CHICAGO – As physicians, clinical lab professionals and research scientists gathered at the American Association for Clinical Chemistry's (AACC; Washington) annual meeting to learn about new advances in diagnostics and disease management, a physician kicked off the meeting by challenging them to approach diagnostic thinking differently to avoid mistakes.

"If you dig very deep into the literature, about 80% to 85% of the time we make the correct diagnoses," said Jerome Groopman, MD, a physician at Harvard Medical School (Cambridge, Massachusetts) and a researcher delving into the basic mechanisms of cancer and AIDS. "If we had baseball hitters who were batting 800-850 it would be unimaginable. If 85% of the financial investment were winners, you'd make millions. But here it's different because the stakes are different ... people's lives. If 15% of all patients are not diagnosed correctly or have a significant delay of diagnosis, it causes harm to patients and that's a problem. It's a problem of a different dimension than what's in the Institute of Medicine (Washington) report of 1999, To Err is Human."

Groopman, a hematology and oncology specialist who has produced seminal work in the development of today's AIDS therapies such as AZT and 3TC, last year published a book, How Doctors Think, and on Sunday laid out his theories on how and why healthcare professionals fall into diagnostic traps.

He presented a series of examples such as this one: A woman in the midst of menopause visited four physicians saying she felt as though she was having periodic explosions in her body.

"When it's 4:45 p.m. on Friday afternoon and you've seen dozens of patients and in comes a jittery woman in the middle of menopause, all of your stereotypes and judgmental baggage goes boom," Groopman said. "Another wacko woman who can't handle menopause. That's the prejudice.

"Then she goes to a fifth doctor, an endocrinologist. She says 'I know I'm in menopause and it's no picnic. I'm a little kooky and high strung, but I'm telling you I feel explosions off and on at the weirdest times.' So instead of attributing this to a kooky woman with menopause, the doctor asked what else it could be."

It turns out the woman had a tumor that was occasionally rupturing.

"This fifth doctor probably saved her life," Groopman said.

Misdiagnoses aren't due to technical mistakes like getting the wrong lab values or X-rays, but because doctors fall into a thinking trap.

"The human mind is wired to take shortcuts," he said. "We overly weigh the first bit of data that we get.
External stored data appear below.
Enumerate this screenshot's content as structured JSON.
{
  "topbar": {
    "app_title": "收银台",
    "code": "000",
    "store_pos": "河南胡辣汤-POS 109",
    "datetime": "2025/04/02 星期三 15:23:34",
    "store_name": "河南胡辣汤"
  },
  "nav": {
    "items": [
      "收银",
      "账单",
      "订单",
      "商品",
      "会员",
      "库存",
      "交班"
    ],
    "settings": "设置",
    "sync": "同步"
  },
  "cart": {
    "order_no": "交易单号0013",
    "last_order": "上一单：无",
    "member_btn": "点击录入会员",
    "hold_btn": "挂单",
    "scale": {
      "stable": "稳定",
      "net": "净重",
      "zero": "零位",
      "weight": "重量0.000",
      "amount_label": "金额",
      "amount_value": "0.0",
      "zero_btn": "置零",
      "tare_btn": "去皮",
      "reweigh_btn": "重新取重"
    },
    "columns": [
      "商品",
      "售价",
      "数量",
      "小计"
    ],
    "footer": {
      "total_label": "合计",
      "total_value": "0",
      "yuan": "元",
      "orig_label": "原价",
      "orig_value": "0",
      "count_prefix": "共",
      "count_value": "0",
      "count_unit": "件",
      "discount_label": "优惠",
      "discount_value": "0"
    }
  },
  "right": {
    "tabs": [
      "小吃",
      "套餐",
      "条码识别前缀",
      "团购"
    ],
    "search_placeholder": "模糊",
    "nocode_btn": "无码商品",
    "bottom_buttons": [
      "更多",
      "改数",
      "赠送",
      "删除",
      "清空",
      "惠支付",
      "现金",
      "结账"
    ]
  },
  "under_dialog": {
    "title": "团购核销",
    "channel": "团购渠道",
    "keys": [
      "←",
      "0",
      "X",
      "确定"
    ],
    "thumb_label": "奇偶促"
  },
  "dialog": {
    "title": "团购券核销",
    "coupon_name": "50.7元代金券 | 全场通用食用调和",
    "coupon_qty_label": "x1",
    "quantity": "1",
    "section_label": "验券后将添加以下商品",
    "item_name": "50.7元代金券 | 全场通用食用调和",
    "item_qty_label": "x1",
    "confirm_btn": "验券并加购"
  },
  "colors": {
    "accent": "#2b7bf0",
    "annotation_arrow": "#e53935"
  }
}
All clinicians at the bedside think probabilistically. But I don't know many people who walk around with calculators to calculate theories. It turns out the doctor's mind works like a magnet. It doesn't move in a linear way, strictly on history, exam, lab results and imaging – until the entire data set is in. Doctors think by pulling in bits of data from all directions like a magnet."
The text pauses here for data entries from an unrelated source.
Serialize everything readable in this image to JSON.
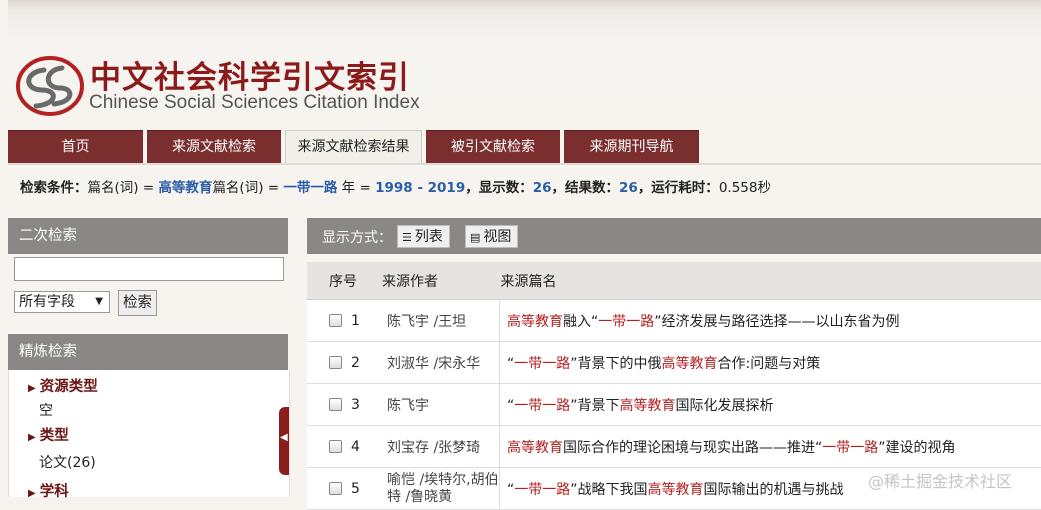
{
  "header": {
    "logo_cn": "中文社会科学引文索引",
    "logo_en": "Chinese Social Sciences Citation Index"
  },
  "nav": {
    "tabs": [
      {
        "label": "首页",
        "active": false
      },
      {
        "label": "来源文献检索",
        "active": false
      },
      {
        "label": "来源文献检索结果",
        "active": true
      },
      {
        "label": "被引文献检索",
        "active": false
      },
      {
        "label": "来源期刊导航",
        "active": false
      }
    ]
  },
  "conditions": {
    "label": "检索条件：",
    "part1": "篇名(词) = ",
    "kw1": "高等教育",
    "part2": "篇名(词) = ",
    "kw2": "一带一路",
    "part3": " 年 = ",
    "years": "1998 - 2019",
    "display_label": "，显示数：",
    "display_value": "26",
    "results_label": "，结果数：",
    "results_value": "26",
    "time_label": "，运行耗时：",
    "time_value": "0.558秒"
  },
  "secondary_search": {
    "title": "二次检索",
    "field_value": "所有字段",
    "button": "检索"
  },
  "refine": {
    "title": "精炼检索",
    "facets": [
      {
        "name": "资源类型",
        "values": [
          "空"
        ]
      },
      {
        "name": "类型",
        "values": [
          "论文(26)"
        ]
      },
      {
        "name": "学科",
        "values": []
      }
    ]
  },
  "view_bar": {
    "label": "显示方式：",
    "list_btn": "列表",
    "view_btn": "视图"
  },
  "table": {
    "headers": [
      "序号",
      "来源作者",
      "来源篇名"
    ],
    "rows": [
      {
        "no": "1",
        "author": "陈飞宇 /王坦",
        "title": [
          [
            "高等教育",
            true
          ],
          [
            "融入“",
            false
          ],
          [
            "一带一路",
            true
          ],
          [
            "”经济发展与路径选择——以山东省为例",
            false
          ]
        ]
      },
      {
        "no": "2",
        "author": "刘淑华 /宋永华",
        "title": [
          [
            "“",
            false
          ],
          [
            "一带一路",
            true
          ],
          [
            "”背景下的中俄",
            false
          ],
          [
            "高等教育",
            true
          ],
          [
            "合作:问题与对策",
            false
          ]
        ]
      },
      {
        "no": "3",
        "author": "陈飞宇",
        "title": [
          [
            "“",
            false
          ],
          [
            "一带一路",
            true
          ],
          [
            "”背景下",
            false
          ],
          [
            "高等教育",
            true
          ],
          [
            "国际化发展探析",
            false
          ]
        ]
      },
      {
        "no": "4",
        "author": "刘宝存 /张梦琦",
        "title": [
          [
            "高等教育",
            true
          ],
          [
            "国际合作的理论困境与现实出路——推进“",
            false
          ],
          [
            "一带一路",
            true
          ],
          [
            "”建设的视角",
            false
          ]
        ]
      },
      {
        "no": "5",
        "author": "喻恺 /埃特尔,胡伯特 /鲁晓黄",
        "title": [
          [
            "“",
            false
          ],
          [
            "一带一路",
            true
          ],
          [
            "”战略下我国",
            false
          ],
          [
            "高等教育",
            true
          ],
          [
            "国际输出的机遇与挑战",
            false
          ]
        ]
      }
    ]
  },
  "watermark": "@稀土掘金技术社区",
  "colors": {
    "accent": "#7a2e2e",
    "highlight": "#b41f1f",
    "blue": "#2a5ea8",
    "panel": "#8a8886"
  }
}
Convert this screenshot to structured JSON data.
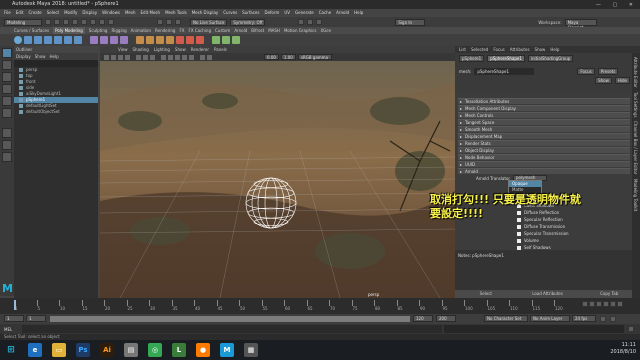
{
  "window": {
    "title": "Autodesk Maya 2018: untitled* - pSphere1"
  },
  "menubar": {
    "items": [
      "File",
      "Edit",
      "Create",
      "Select",
      "Modify",
      "Display",
      "Windows",
      "Mesh",
      "Edit Mesh",
      "Mesh Tools",
      "Mesh Display",
      "Curves",
      "Surfaces",
      "Deform",
      "UV",
      "Generate",
      "Cache",
      "Arnold",
      "Help"
    ]
  },
  "statusline": {
    "mode": "Modeling",
    "live": "No Live Surface",
    "symmetry": "Symmetry: Off",
    "signin": "Sign In",
    "workspace_label": "Workspace:",
    "workspace": "Maya Classic*"
  },
  "shelf": {
    "tabs": [
      "Curves / Surfaces",
      "Poly Modeling",
      "Sculpting",
      "Rigging",
      "Animation",
      "Rendering",
      "FX",
      "FX Caching",
      "Custom",
      "Arnold",
      "Bifrost",
      "MASH",
      "Motion Graphics",
      "XGen"
    ],
    "active": "Poly Modeling"
  },
  "outliner": {
    "title": "Outliner",
    "menu": [
      "Display",
      "Show",
      "Help"
    ],
    "items": [
      "persp",
      "top",
      "front",
      "side",
      "aiSkyDomeLight1",
      "pSphere1",
      "defaultLightSet",
      "defaultObjectSet"
    ],
    "selected": "pSphere1"
  },
  "viewport": {
    "menu": [
      "View",
      "Shading",
      "Lighting",
      "Show",
      "Renderer",
      "Panels"
    ],
    "camera": "persp",
    "gamma": "sRGB gamma",
    "exposure": "0.00",
    "gamma_val": "1.00"
  },
  "ae": {
    "tabs": [
      "List",
      "Selected",
      "Focus",
      "Attributes",
      "Show",
      "Help"
    ],
    "node_tabs": [
      "pSphere1",
      "pSphereShape1",
      "initialShadingGroup"
    ],
    "shape_label": "mesh:",
    "shape": "pSphereShape1",
    "focus": "Focus",
    "presets": "Presets",
    "show": "Show",
    "hide": "Hide",
    "sections": [
      "Tessellation Attributes",
      "Mesh Component Display",
      "Mesh Controls",
      "Tangent Space",
      "Smooth Mesh",
      "Displacement Map",
      "Render Stats",
      "Object Display",
      "Node Behavior",
      "UUID",
      "Arnold"
    ],
    "arnold_label": "Arnold Translator",
    "arnold_value": "polymesh",
    "dropdown": [
      "Opaque",
      "Matte"
    ],
    "checks": [
      "Casts Shadows",
      "Diffuse Reflection",
      "Specular Reflection",
      "Diffuse Transmission",
      "Specular Transmission",
      "Volume",
      "Self Shadows"
    ],
    "notes_label": "Notes: pSphereShape1",
    "buttons": [
      "Select",
      "Load Attributes",
      "Copy Tab"
    ],
    "side_tabs": [
      "Attribute Editor",
      "Tool Settings",
      "Channel Box / Layer Editor",
      "Modeling Toolkit"
    ]
  },
  "annotation": {
    "line1": "取消打勾!!! 只要是透明物件就",
    "line2": "要設定!!!!"
  },
  "timeline": {
    "ticks": [
      "1",
      "5",
      "10",
      "15",
      "20",
      "25",
      "30",
      "35",
      "40",
      "45",
      "50",
      "55",
      "60",
      "65",
      "70",
      "75",
      "80",
      "85",
      "90",
      "95",
      "100",
      "105",
      "110",
      "115",
      "120"
    ],
    "start": "1",
    "range_start": "1",
    "range_end": "120",
    "end": "200",
    "current": "1",
    "anim_layer": "No Anim Layer",
    "char_set": "No Character Set",
    "fps": "24 fps"
  },
  "cmd": {
    "lang": "MEL",
    "help": "Select Tool: select an object"
  },
  "taskbar": {
    "time": "11:11",
    "date": "2018/8/10"
  },
  "colors": {
    "selection": "#5285a6",
    "annotation": "#f7f04a",
    "maya_logo": "#27b0d6"
  }
}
Another example: A doctor he knew was working on a Navajo reservation amidst an influenza epidemic.

"An elderly woman came in who didn't feel well," he said. "She's breathing quickly. Chest X-ray is clear. Maybe she's dehydrated? He draws blood and white count is a bit off, chloride and bicarb are funny. He assumes influenza/pneumonia."

As it turns out, the woman had aspirin toxicity.
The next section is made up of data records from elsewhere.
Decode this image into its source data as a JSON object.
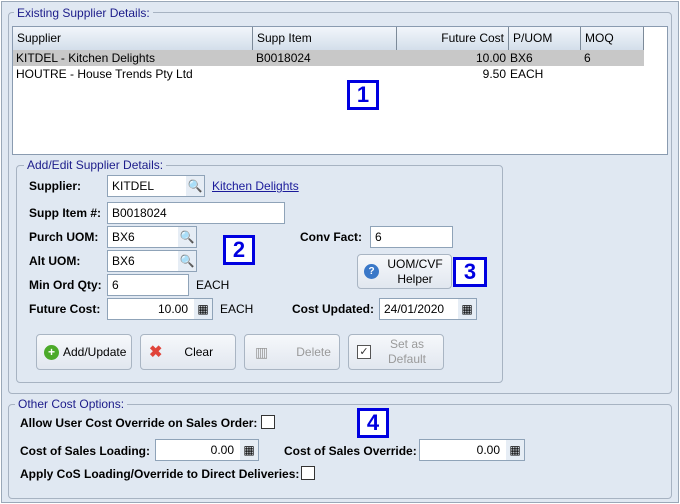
{
  "existing": {
    "legend": "Existing Supplier Details:",
    "columns": [
      "Supplier",
      "Supp Item",
      "Future Cost",
      "P/UOM",
      "MOQ"
    ],
    "rows": [
      [
        "KITDEL - Kitchen Delights",
        "B0018024",
        "10.00",
        "BX6",
        "6"
      ],
      [
        "HOUTRE - House Trends Pty Ltd",
        "",
        "9.50",
        "EACH",
        ""
      ]
    ],
    "selected_row_color": "#c8c8c8"
  },
  "edit": {
    "legend": "Add/Edit Supplier Details:",
    "supplier_label": "Supplier:",
    "supplier_value": "KITDEL",
    "supplier_link": "Kitchen Delights",
    "supp_item_label": "Supp Item #:",
    "supp_item_value": "B0018024",
    "purch_uom_label": "Purch UOM:",
    "purch_uom_value": "BX6",
    "alt_uom_label": "Alt UOM:",
    "alt_uom_value": "BX6",
    "min_ord_label": "Min Ord Qty:",
    "min_ord_value": "6",
    "min_ord_unit": "EACH",
    "future_cost_label": "Future Cost:",
    "future_cost_value": "10.00",
    "future_cost_unit": "EACH",
    "conv_fact_label": "Conv Fact:",
    "conv_fact_value": "6",
    "helper_line1": "UOM/CVF",
    "helper_line2": "Helper",
    "cost_updated_label": "Cost Updated:",
    "cost_updated_value": "24/01/2020",
    "add_update": "Add/Update",
    "clear": "Clear",
    "delete": "Delete",
    "set_default_1": "Set as",
    "set_default_2": "Default"
  },
  "other": {
    "legend": "Other Cost Options:",
    "allow_override_label": "Allow User Cost Override on Sales Order:",
    "loading_label": "Cost of Sales Loading:",
    "loading_value": "0.00",
    "override_label": "Cost of Sales Override:",
    "override_value": "0.00",
    "apply_label": "Apply CoS Loading/Override to Direct Deliveries:"
  },
  "badges": [
    "1",
    "2",
    "3",
    "4"
  ],
  "accent": "#0000e0"
}
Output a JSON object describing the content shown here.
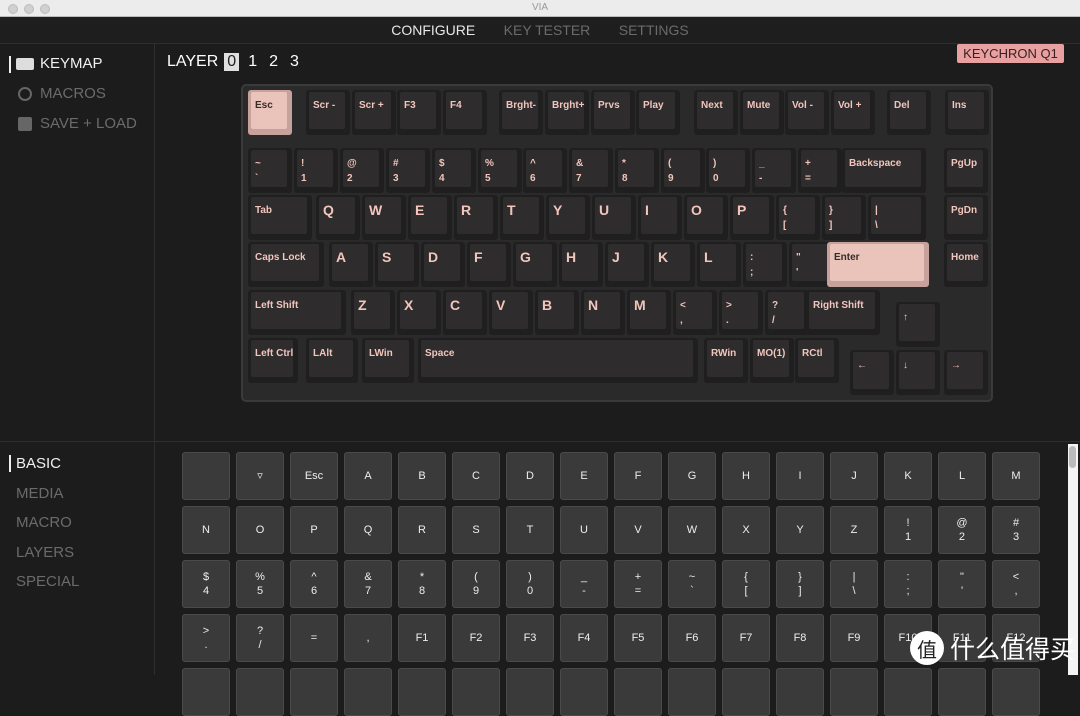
{
  "window": {
    "title": "VIA"
  },
  "nav": {
    "tabs": [
      "CONFIGURE",
      "KEY TESTER",
      "SETTINGS"
    ],
    "active": 0
  },
  "sidebar": {
    "items": [
      "KEYMAP",
      "MACROS",
      "SAVE + LOAD"
    ]
  },
  "layer": {
    "label": "LAYER",
    "options": [
      "0",
      "1",
      "2",
      "3"
    ],
    "selected": 0
  },
  "device": {
    "name": "KEYCHRON Q1"
  },
  "accent": "#eac3bb",
  "keyboard": {
    "keys": [
      "Esc",
      "Scr -",
      "Scr +",
      "F3",
      "F4",
      "Brght-",
      "Brght+",
      "Prvs",
      "Play",
      "Next",
      "Mute",
      "Vol -",
      "Vol +",
      "Del",
      "Ins",
      "~\n`",
      "!\n1",
      "@\n2",
      "#\n3",
      "$\n4",
      "%\n5",
      "^\n6",
      "&\n7",
      "*\n8",
      "(\n9",
      ")\n0",
      "_\n-",
      "+\n=",
      "Backspace",
      "PgUp",
      "Tab",
      "Q",
      "W",
      "E",
      "R",
      "T",
      "Y",
      "U",
      "I",
      "O",
      "P",
      "{\n[",
      "}\n]",
      "|\n\\",
      "PgDn",
      "Caps Lock",
      "A",
      "S",
      "D",
      "F",
      "G",
      "H",
      "J",
      "K",
      "L",
      ":\n;",
      "\"\n'",
      "Enter",
      "Home",
      "Left Shift",
      "Z",
      "X",
      "C",
      "V",
      "B",
      "N",
      "M",
      "<\n,",
      ">\n.",
      "?\n/",
      "Right Shift",
      "↑",
      "Left Ctrl",
      "LAlt",
      "LWin",
      "Space",
      "RWin",
      "MO(1)",
      "RCtl",
      "←",
      "↓",
      "→"
    ],
    "highlighted": [
      "Esc",
      "Enter"
    ]
  },
  "categories": {
    "items": [
      "BASIC",
      "MEDIA",
      "MACRO",
      "LAYERS",
      "SPECIAL"
    ],
    "active": 0
  },
  "keycodes": [
    "",
    "▿",
    "Esc",
    "A",
    "B",
    "C",
    "D",
    "E",
    "F",
    "G",
    "H",
    "I",
    "J",
    "K",
    "L",
    "M",
    "N",
    "O",
    "P",
    "Q",
    "R",
    "S",
    "T",
    "U",
    "V",
    "W",
    "X",
    "Y",
    "Z",
    "!\n1",
    "@\n2",
    "#\n3",
    "$\n4",
    "%\n5",
    "^\n6",
    "&\n7",
    "*\n8",
    "(\n9",
    ")\n0",
    "_\n-",
    "+\n=",
    "~\n`",
    "{\n[",
    "}\n]",
    "|\n\\",
    ":\n;",
    "\"\n'",
    "<\n,",
    ">\n.",
    "?\n/",
    "=",
    ",",
    "F1",
    "F2",
    "F3",
    "F4",
    "F5",
    "F6",
    "F7",
    "F8",
    "F9",
    "F10",
    "F11",
    "F12"
  ],
  "watermark": {
    "text": "什么值得买",
    "badge": "值"
  }
}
"What was most available in his mind was flu because everyone had flu," Groopman said. "But the real punch line is that after residency this doctor has done a special fellowship in decision analysis. And he has written a paper on aspirin toxicity. In the real world, working under pressure, you take shortcuts. Sometimes they work, but maybe 15% of the time you fall into the trap."

The genesis of misdiagnosis starts with a theory called anchoring, based on the idea that healthcare professionals put too much emphasis on the first pieces of information received and grab a hold or anchor their thoughts. The next step down the misdiagnosis path is called availability, illustrated via the influenza example.

"Confirmation bias is very common," he said. "Once our mind has fixed on what we think is the answer, when we get contrary data, we rationalize it away and discount it. You look and cherry pick the data that confirm your hypothesis and you discount things that don't fit"

Finally, there's attribution, which is all about biases and cultural stereotypes, such as the woman with menopause and a tumor.

Despite the fact that clinical visit times with patients have collapsed to 12 minutes or less, Groopman said it's key for doctors to do a better job of listening, and try to avoid interrupting the patient within the first 18 seconds, which is typical. But beyond that, doctors – along with lab professionals – can incorporate a series of questions at the bedside or in the lab when making a diagnosis:

1. What else could it be? "This protects you against most of the sins of anchoring, availability and attribution. All of us want to grab ideas, make them fit and move on," he said.

2. Is there anything in the history of the patient, exam, lab results or procedures that have occurred that might contradict an initial conclusion? "This protects against confirmation bias," he said.

3. Could two things be going on at once? "Old theories say you should always look for one unifying hypothesis to say 'it's this.' That sounds great, but God didn't make us that way. Sometimes two things happen at once," he said.

Groopman pointed out that clinicians and lab professionals easily reach into computers and use information technology to aid with diagnostics, but "We have not reached into cognitive thinking about how we think, called metacognition. And I wanted to introduce to you to this whole new field of science. I was completely ignorant."